News normally is not about the ordinary day to day lives of people going about their business. However, news is certainly about the deaths of people. In a paper of record, a common citizen may expect to see their name in print three times: for their birth, their wedding announcement, and as an obituary.
Matthew Astorga has been convicted, and he ultimately pled guilty, after an appeal of the murder conviction was overturned and returned to District Court for retrial, of the 1996 killing of Jose Maldonado Sigala in Martineztown, near downtown Albuquerque. His brother, Michael Paul who was present at the shooting, was also charged in that case and was acquitted by the jury. Subsequently, he’s been charged with murder in the two previously mentioned events. Astorgas’ half brother, Lucero is serving a life prison sentence for murdering a fellow soldier. Amongst three family members; they have been convicted of or charged in connection with five deaths. These facts alone constitute news when it comes to the attention of a local journalist.
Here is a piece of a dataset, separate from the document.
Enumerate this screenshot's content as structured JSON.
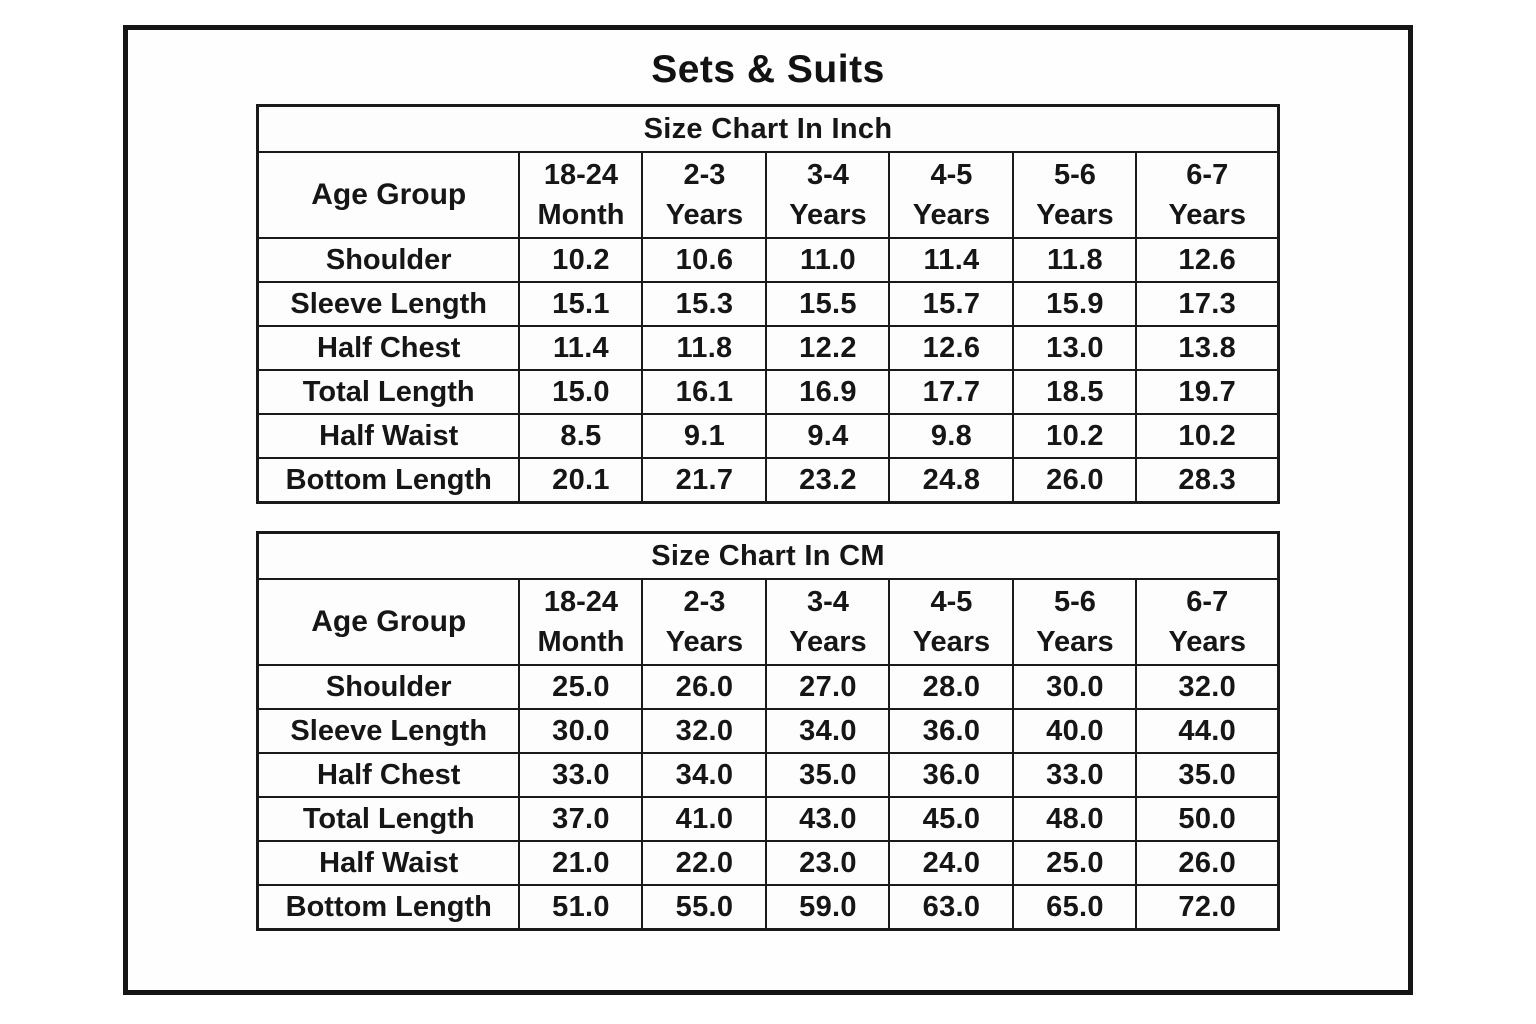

News can also be personal. I am going to write about Matthew and Michael Astorga because they touched me. I stood over a complete stranger, Maldonado Sigala, and watched as his life ebbed away. I was helpless in any effort to stem the blood flow from the multiple shotgun wounds. He died shortly after being taken to the hospital.
I hope I’ve given as much of the other side of the story that Armell and others might want.
The criminal justice system will take up the allegations and juries will render their verdicts in due course.
Hopefully, the citizenry is adequately informed of what happens in our community or what our hometown residents are doing.